Delcath shares fell 38% to $7.01 Tuesday after the company disclosed the U.S. Food and Drug Administration's refusal to accept an approval filing for the company's "chemosaturation system."
The Delcath system is a device that isolates the liver from the body's blood supply, allowing doctors to flood the organ with high doses of the approved chemotherapy drug melphalan. Delcath is seeking approval for the system as a treatment for skin cancer patients who have tumors that spread to the liver.

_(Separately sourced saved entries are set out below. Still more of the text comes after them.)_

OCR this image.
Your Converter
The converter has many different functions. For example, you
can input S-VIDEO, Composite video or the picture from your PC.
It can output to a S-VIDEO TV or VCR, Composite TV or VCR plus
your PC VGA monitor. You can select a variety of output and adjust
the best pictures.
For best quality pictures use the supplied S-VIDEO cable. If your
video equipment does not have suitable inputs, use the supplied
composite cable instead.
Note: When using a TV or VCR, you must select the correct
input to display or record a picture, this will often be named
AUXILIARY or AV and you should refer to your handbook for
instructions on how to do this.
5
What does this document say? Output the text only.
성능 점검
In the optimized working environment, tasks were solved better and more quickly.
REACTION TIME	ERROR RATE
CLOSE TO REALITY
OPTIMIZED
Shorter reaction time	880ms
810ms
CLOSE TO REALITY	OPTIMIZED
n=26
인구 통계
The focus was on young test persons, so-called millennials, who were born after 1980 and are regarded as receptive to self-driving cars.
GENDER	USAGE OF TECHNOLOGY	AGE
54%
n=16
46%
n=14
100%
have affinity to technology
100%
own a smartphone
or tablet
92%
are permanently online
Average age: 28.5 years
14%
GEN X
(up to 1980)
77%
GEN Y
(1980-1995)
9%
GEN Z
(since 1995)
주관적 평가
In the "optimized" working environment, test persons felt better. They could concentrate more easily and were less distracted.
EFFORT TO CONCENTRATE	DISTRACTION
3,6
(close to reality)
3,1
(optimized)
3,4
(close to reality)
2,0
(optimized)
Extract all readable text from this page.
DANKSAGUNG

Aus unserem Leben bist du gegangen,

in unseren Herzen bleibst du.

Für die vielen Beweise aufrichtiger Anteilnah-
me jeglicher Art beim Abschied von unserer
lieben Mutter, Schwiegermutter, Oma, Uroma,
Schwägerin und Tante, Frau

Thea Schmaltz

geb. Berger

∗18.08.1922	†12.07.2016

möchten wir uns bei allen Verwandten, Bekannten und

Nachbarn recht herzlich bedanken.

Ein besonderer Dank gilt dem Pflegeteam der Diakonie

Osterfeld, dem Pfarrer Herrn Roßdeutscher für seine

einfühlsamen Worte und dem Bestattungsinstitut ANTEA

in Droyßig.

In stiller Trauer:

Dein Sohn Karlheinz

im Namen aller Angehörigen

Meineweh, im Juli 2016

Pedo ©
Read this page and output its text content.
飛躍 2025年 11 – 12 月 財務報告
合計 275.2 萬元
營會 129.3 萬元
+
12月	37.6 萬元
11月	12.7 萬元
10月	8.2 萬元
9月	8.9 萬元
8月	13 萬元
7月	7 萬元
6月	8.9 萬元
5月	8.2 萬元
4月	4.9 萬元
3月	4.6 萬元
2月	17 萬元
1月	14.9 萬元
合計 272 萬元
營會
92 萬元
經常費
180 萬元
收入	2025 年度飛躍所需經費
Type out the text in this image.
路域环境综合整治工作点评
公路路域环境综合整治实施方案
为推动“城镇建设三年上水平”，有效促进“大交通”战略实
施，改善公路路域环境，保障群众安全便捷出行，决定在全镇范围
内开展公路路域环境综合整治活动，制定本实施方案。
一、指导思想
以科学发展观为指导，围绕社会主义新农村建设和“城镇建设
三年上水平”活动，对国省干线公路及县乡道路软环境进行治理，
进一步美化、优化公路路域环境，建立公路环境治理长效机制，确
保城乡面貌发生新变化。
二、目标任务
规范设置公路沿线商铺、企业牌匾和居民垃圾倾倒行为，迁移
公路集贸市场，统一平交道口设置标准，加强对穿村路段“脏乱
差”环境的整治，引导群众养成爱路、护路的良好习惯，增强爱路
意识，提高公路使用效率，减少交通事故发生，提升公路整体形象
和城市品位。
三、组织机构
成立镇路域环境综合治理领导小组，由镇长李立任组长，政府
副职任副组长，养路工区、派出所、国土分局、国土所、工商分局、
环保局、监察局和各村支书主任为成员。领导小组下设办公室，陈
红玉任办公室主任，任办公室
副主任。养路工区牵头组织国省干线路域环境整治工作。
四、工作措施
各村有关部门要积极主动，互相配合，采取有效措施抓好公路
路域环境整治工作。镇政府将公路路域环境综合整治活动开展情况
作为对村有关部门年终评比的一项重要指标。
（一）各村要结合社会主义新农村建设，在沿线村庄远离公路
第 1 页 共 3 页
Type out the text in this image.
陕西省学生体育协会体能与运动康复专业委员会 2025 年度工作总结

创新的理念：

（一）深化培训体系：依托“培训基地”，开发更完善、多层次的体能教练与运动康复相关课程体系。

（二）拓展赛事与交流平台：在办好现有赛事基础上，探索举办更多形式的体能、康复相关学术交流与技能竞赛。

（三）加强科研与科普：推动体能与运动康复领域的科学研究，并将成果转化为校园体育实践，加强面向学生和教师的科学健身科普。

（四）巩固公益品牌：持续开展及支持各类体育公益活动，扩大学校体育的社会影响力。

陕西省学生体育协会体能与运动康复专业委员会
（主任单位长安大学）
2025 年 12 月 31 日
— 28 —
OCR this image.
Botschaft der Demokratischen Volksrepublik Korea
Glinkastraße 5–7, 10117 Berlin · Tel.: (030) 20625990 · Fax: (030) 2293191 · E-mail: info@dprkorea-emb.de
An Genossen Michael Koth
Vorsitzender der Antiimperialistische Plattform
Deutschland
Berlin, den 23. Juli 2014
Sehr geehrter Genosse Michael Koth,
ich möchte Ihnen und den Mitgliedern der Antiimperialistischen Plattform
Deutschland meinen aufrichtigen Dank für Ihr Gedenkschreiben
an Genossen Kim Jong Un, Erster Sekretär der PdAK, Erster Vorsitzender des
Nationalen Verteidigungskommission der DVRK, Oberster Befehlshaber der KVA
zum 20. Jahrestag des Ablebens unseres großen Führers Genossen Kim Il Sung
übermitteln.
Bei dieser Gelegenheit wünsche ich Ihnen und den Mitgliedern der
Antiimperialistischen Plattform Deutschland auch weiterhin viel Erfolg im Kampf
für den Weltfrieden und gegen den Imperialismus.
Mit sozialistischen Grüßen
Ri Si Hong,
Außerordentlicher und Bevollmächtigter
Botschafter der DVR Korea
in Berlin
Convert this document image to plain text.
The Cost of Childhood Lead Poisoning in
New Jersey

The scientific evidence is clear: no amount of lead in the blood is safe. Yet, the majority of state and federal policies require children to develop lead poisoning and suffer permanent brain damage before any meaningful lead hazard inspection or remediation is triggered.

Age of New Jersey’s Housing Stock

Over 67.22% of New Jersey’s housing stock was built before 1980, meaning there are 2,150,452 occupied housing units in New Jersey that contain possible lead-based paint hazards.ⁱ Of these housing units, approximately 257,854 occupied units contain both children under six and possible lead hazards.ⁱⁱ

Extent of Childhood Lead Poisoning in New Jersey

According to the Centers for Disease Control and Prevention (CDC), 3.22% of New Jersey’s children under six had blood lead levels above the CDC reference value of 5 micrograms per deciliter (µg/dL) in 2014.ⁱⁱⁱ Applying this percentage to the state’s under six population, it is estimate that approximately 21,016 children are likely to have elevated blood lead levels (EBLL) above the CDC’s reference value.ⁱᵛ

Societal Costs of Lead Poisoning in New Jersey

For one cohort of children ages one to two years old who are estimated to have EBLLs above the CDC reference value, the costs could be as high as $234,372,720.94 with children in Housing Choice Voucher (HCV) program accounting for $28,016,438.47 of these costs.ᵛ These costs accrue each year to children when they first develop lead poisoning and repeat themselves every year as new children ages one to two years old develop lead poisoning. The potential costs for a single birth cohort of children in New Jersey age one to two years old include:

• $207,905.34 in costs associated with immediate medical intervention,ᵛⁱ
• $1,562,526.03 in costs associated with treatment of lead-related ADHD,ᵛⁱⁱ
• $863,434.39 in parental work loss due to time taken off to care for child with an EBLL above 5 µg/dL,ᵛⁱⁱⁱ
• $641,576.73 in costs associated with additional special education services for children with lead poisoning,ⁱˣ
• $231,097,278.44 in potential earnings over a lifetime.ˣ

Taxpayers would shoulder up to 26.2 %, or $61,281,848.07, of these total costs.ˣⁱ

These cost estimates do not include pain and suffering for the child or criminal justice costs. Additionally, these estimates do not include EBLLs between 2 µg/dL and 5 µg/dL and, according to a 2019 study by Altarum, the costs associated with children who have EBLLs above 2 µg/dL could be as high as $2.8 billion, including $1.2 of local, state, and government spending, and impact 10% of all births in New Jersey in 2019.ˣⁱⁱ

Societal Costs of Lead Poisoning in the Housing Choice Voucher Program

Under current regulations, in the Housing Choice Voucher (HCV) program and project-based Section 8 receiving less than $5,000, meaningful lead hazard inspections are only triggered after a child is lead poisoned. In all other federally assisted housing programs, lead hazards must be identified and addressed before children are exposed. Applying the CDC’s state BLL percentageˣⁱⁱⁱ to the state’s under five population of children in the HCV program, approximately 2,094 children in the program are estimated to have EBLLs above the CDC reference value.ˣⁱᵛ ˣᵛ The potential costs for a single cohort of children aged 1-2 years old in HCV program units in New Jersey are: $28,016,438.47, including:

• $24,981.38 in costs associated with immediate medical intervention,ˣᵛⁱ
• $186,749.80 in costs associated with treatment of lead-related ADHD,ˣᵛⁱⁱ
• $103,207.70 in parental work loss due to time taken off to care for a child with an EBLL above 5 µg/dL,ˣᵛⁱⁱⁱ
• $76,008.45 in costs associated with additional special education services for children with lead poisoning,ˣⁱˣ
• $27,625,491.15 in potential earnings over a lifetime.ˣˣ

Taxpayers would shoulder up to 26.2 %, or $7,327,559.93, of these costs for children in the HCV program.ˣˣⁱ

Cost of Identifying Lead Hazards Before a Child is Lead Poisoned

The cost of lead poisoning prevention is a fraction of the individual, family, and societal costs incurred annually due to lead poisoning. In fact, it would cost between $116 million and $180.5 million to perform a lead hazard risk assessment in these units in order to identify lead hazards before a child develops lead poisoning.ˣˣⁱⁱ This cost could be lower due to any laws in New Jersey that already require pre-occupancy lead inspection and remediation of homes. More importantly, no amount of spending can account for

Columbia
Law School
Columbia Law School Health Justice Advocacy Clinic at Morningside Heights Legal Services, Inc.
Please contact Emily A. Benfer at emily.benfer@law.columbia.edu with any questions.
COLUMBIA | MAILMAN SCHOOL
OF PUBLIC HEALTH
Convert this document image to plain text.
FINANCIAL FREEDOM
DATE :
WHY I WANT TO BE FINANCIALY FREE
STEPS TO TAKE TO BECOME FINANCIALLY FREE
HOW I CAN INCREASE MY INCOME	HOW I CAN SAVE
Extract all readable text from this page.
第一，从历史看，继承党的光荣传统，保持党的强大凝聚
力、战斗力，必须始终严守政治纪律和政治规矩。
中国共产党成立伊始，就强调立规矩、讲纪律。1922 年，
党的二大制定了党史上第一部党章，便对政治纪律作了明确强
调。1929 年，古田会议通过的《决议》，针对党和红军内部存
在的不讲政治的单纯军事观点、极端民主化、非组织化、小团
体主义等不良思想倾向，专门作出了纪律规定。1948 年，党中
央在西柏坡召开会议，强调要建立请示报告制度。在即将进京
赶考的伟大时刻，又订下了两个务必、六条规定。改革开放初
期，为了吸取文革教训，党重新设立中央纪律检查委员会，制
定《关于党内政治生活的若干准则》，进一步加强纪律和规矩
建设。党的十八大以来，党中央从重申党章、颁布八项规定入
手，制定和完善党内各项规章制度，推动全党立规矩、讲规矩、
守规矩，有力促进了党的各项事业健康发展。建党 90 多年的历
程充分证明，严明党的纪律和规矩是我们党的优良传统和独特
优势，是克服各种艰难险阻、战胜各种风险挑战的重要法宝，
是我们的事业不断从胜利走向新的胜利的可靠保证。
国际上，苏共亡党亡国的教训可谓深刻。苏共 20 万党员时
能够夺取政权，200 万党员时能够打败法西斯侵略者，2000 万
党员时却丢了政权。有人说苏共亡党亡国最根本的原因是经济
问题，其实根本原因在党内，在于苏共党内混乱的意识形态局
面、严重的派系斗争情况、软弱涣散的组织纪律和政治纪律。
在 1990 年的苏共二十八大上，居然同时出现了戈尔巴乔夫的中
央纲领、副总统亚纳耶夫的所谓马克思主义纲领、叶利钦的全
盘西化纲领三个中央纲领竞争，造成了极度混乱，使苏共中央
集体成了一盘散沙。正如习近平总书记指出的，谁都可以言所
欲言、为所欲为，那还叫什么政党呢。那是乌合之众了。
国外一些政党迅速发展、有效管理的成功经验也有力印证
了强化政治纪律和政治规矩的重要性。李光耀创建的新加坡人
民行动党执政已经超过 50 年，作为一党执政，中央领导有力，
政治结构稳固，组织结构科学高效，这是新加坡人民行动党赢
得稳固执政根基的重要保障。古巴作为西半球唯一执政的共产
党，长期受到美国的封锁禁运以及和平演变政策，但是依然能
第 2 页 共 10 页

Delcath CEO Eamonn Hobbs, in an interview, said FDA "didn't like" the manner in which the company characterized the safety of melphalan as used with the company's chemosaturation system."The safety question was the linchpin behind the refuse-to-file letter," said Hobbs. "FDA decided it wanted to see our melphalan safety data stand on its own," he added. Melphalan is an old, FDA-approved chemotherapy drug used primarily today to treat multiple myeloma. Delcath filed for approval of its chemosaturation system using a regulatory shortcut known as a 505(b)(2) application, which allows the company to seek approval for a potential new use for melphalan by relying in part on the FDA's existing safety and efficacy findings for melphalan. A 505(b)(2) application can save companies time and money when they're trying to gain approval for new formulations or uses of older, already approved drugs. The strategy can backfire, however, if FDA concludes that the existing safety and efficacy data is insufficient to assuage concerns raised by the drug's new intended use. Hobbs said FDA, in its refuse-to-file letter, did not give any indication that it disagreed with Delcath's decision to seek approval for the chemosaturation system using the 505(b)(2) shortcut. The FDA also, in its refuse-to-file letter, did not ask Delcath to conduct additional clinical trials, he added. However, FDA did request additional safety data related to melphalan and the Delcath system, which the company intends to collect and submit to the agency no later than September, Hobbs said. These updated data will come from a longer follow up of the phase III study of melanoma patients with liver metastases treated with Delcath's chemosaturation system.